Open patrickcate opened 8 years ago

patrickcate commented 8 years ago

Just wanted to point out an issue with Drupal 7/Drush and npm modules that was a major frustration debugging when I encountered it years ago. This has apparently been fixed in a version 7.4x release of Drupal 7, but appears to still be an issue with Drupal 8 in some cases. I also bring it up because I know even though they should, not all Drupal installs are kept updated to their latest releases.

Problem: Many npm modules have a .info file, which is the file extension Drupal uses for it's theme and module info files as well.
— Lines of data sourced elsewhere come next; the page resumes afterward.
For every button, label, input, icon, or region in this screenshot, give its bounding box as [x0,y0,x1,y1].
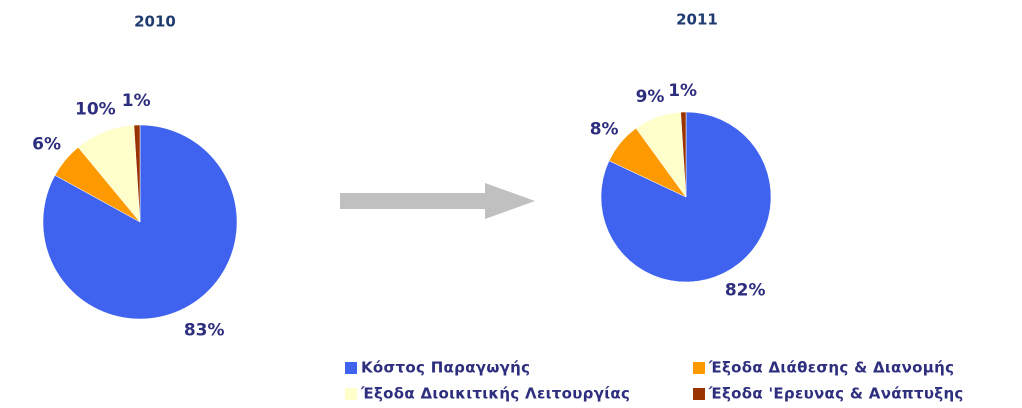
data-label: 10% [75,99,116,119]
data-label: 82% [725,280,766,300]
chart-title: 2010 [134,13,176,31]
pie-slice [680,111,687,198]
data-label: 83% [184,321,225,341]
legend-swatch [693,388,705,400]
legend-label: Έξοδα Διοικιτικής Λειτουργίας [360,385,630,403]
legend-swatch [345,388,357,400]
data-label: 1% [668,81,697,101]
pie-slice [133,124,141,223]
pie-slice [42,124,238,320]
data-label: 1% [122,91,151,111]
legend-swatch [345,362,357,374]
legend-label: Έξοδα Διάθεσης & Διανομής [708,359,954,377]
legend-label: Έξοδα 'Ερευνας & Ανάπτυξης [708,385,964,403]
data-label: 8% [590,119,619,139]
data-label: 9% [636,87,665,107]
legend-swatch [693,362,705,374]
legend-label: Κόστος Παραγωγής [361,359,530,377]
data-label: 6% [32,135,61,155]
chart-title: 2011 [676,11,718,29]
arrow [340,183,535,219]
pie-slice [600,111,772,283]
This can sometimes raise a Segmentation fault: 11 error when Drupal/Drush tries to read them (particularly when clearing caches).

There are a couple ways most people work around this issue:

  1. Run a postinstall npm script which removes .info files from npm modules.
  2. Install gulp and npm modules in a hidden directory inside the theme folder, which apparently also hides it from Drupal/Drush.

I've personally always done option 2 by putting my gulp and npm modules in a .npm folder inside the theme folder.

Here are some more links about the issue:

fureigh commented 8 years ago

Thanks for the rundown, @patrickcate!

Option 2 sounds like the way to go, or a root-level node_modules folder. Either way, the next steps here would be to update the .gitignore file and installation instructions.

The Web Design Standards are now available as an npm module — is there a way to use that without interfering with the ability to install this theme with one click?

patrickcate commented 8 years ago

The Web Design Standards are now available as an npm module — is there a way to use that without interfering with the ability to install this theme with one click?

Do you mean downloading the module directly from npm when installing the theme? If so, then I don't think that's possible. Or at least not reliably since you'd have to make sure nodejs and npm were already installed.